I was annoyed and decided just to bike the last part. Which turned out to be a rough rough go. I do not recommend this. It got dark and I was on the freeway, and my bike light ran out of battery. About halfway into the city I realized that the most direct route was going to take me through a long no-biking-possible tunnel, so I asked a cabbie for some navigation help (and for a ride, but he explained there are zones for cabs and he’s not allowed to take me where I want to go. Damn.) Off the freeway, it was steep steep cobblestones. And traffic. Too much traffic to be able to make switchbacks, so I was walking and pushing my bike. And having to rest a lot. I also ran out of water but didn’t want to stop as it was dark and getting darker. All in all that 25 kms took about 4 hours. I was totally exhausted by the time I got to the hotel. I wolfed down some Indian food with a friendly tourist from England, dismantled my bicycle, and sorted out logistics with the helpful hotel folks.

Muy cansada

F

Jan 7: Rest day

Spent time in the thermal baths, napped, and went on a small hike along a mountain stream. I didn’t take advantage of the opportunity to get a chocolate massage (or any other sort of massage)… But next time I’m here I might.

A market garden!
It looks like this is a year-round garden, with veggies in all stages of life.
The walking trail also had qr code signposts to learn about the plants.
There’s also an option for a 6 hour day hike up  into the mountains… That’ll go on the “next time” list too.
In my cozy room

F

Jan 6: More Climbing

Fresh laundry, a solid sleep, and breakfast with blackberry juice. The fresh juices here are thick, delicious and diverse. On my way out of Baeza there was a police checkpoint – I think they were looking for drugs. Didn’t find any on me though!

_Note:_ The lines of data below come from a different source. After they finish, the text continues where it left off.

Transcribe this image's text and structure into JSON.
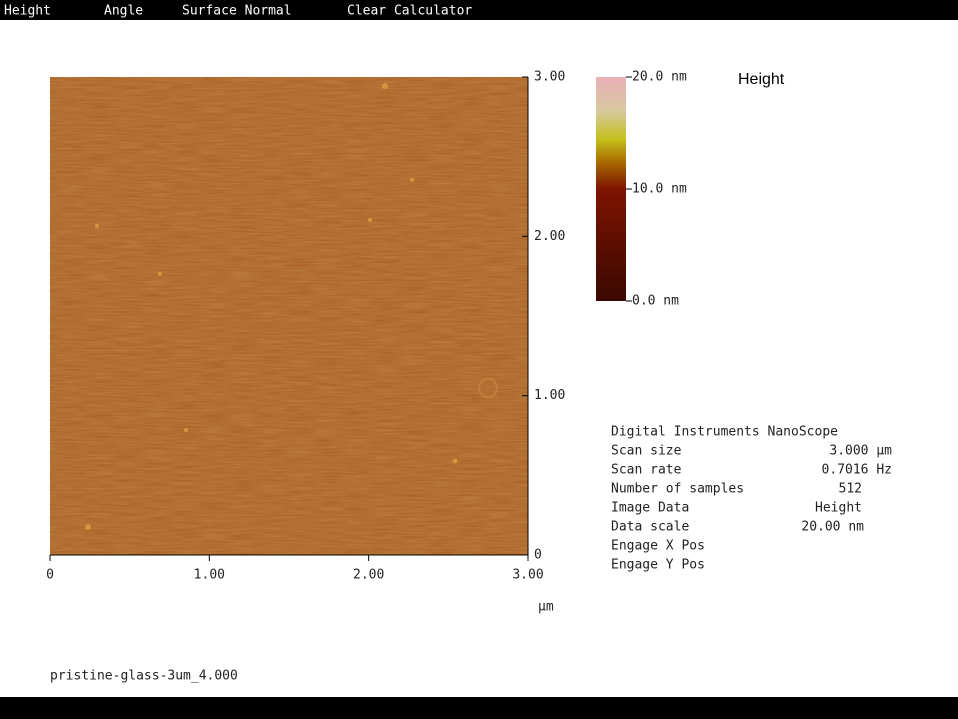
{
  "menu": {
    "items": [
      "Height",
      "Angle",
      "Surface Normal",
      "Clear Calculator"
    ]
  },
  "scan_image": {
    "y_ticks": [
      "3.00",
      "2.00",
      "1.00",
      "0"
    ],
    "x_ticks": [
      "0",
      "1.00",
      "2.00",
      "3.00"
    ],
    "unit": "µm"
  },
  "color_bar": {
    "title": "Height",
    "labels": [
      "20.0 nm",
      "10.0 nm",
      "0.0 nm"
    ]
  },
  "info": {
    "heading": "Digital Instruments NanoScope",
    "rows": [
      [
        "Scan size",
        "3.000 µm"
      ],
      [
        "Scan rate",
        "0.7016 Hz"
      ],
      [
        "Number of samples",
        "512"
      ],
      [
        "Image Data",
        "Height"
      ],
      [
        "Data scale",
        "20.00 nm"
      ],
      [
        "Engage X Pos"
      ],
      [
        "Engage Y Pos"
      ]
    ]
  },
  "footer": {
    "filename": "pristine-glass-3um_4.000"
  }
}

My “english” breakfast was really tasty but I saw a couple folks at the restaurant get the “comida tipica” option which looked (and smelled) even better.
Great scenery
I don’t envy whoever is in charge of road construction here.
There’s cows grazing on the hillsides, and I guess some of them are milking cows!
I found a local dairy shop halfway through my ride. Where they also sold cake.

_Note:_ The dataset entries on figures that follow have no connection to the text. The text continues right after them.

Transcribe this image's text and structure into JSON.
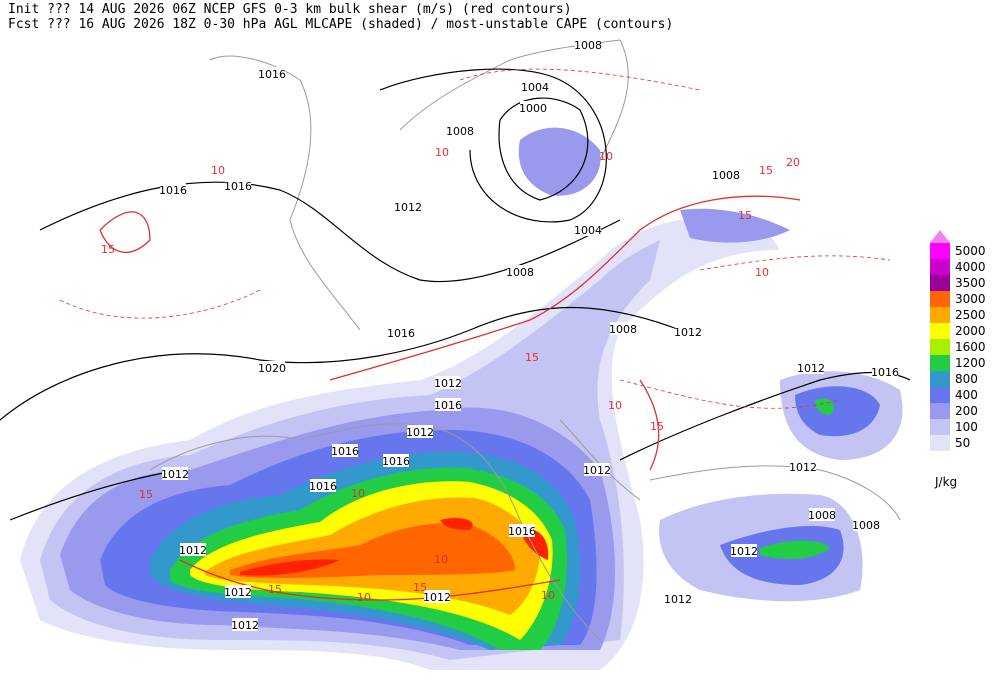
{
  "header": {
    "line1": "Init  ??? 14 AUG 2026 06Z  NCEP GFS 0-3 km bulk shear (m/s) (red contours)",
    "line2": "Fcst ??? 16 AUG 2026 18Z  0-30 hPa AGL MLCAPE (shaded) / most-unstable CAPE (contours)"
  },
  "legend": {
    "unit": "J/kg",
    "top_color": "#f080f0",
    "levels": [
      {
        "label": "5000",
        "color": "#ff00ff"
      },
      {
        "label": "4000",
        "color": "#cc00cc"
      },
      {
        "label": "3500",
        "color": "#990099"
      },
      {
        "label": "3000",
        "color": "#ff6600"
      },
      {
        "label": "2500",
        "color": "#ffaa00"
      },
      {
        "label": "2000",
        "color": "#ffff00"
      },
      {
        "label": "1600",
        "color": "#aaee00"
      },
      {
        "label": "1200",
        "color": "#22cc44"
      },
      {
        "label": "800",
        "color": "#3399cc"
      },
      {
        "label": "400",
        "color": "#6677ee"
      },
      {
        "label": "200",
        "color": "#9999ee"
      },
      {
        "label": "100",
        "color": "#c4c4f4"
      },
      {
        "label": "50",
        "color": "#e2e2f8"
      }
    ]
  },
  "isobar_labels": [
    "1016",
    "1008",
    "1004",
    "1000",
    "1008",
    "1008",
    "1016",
    "1016",
    "1012",
    "1004",
    "1008",
    "1008",
    "1012",
    "1016",
    "1020",
    "1012",
    "1016",
    "1012",
    "1016",
    "1016",
    "1012",
    "1012",
    "1016",
    "1016",
    "1012",
    "1012",
    "1012",
    "1012",
    "1012",
    "1012",
    "1008",
    "1012",
    "1016",
    "1012",
    "1008"
  ],
  "shear_labels": [
    "10",
    "15",
    "10",
    "10",
    "15",
    "20",
    "15",
    "10",
    "15",
    "10",
    "10",
    "15",
    "10",
    "15",
    "10",
    "15",
    "10",
    "15"
  ]
}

I also found a rear spoke broken and my back tire flat. And upon getting out my patch kit, my glue was congealed and useless. Fortunately there happened to be a “vulcanizadora” just down the road from the dairy. Unfortunately the patch isn’t holding 100% but it’s a slow leak and I can just pump it up every few hours.

The fella charged me $1

I arrived at Papallacta and realized that the hotel I’d booked was up another couple kms on a very steep side road. I did some walking. The hotel is pretty amazing, and was worth the extra effort. I chose a place where the hot springs are in the hotel, and there’s a stone thermal water bathtub in my bathroom, and someone came in the evening to light a fire in my fireplace! There’s a couple options of thermal pools inside the hotel courtyard, which are also really clean and delightful, and there aren’t many other guests here. Which seems weird, but I’ll take it! What a glorious reward for my tired legs.

A pretty sweet evening was spent here.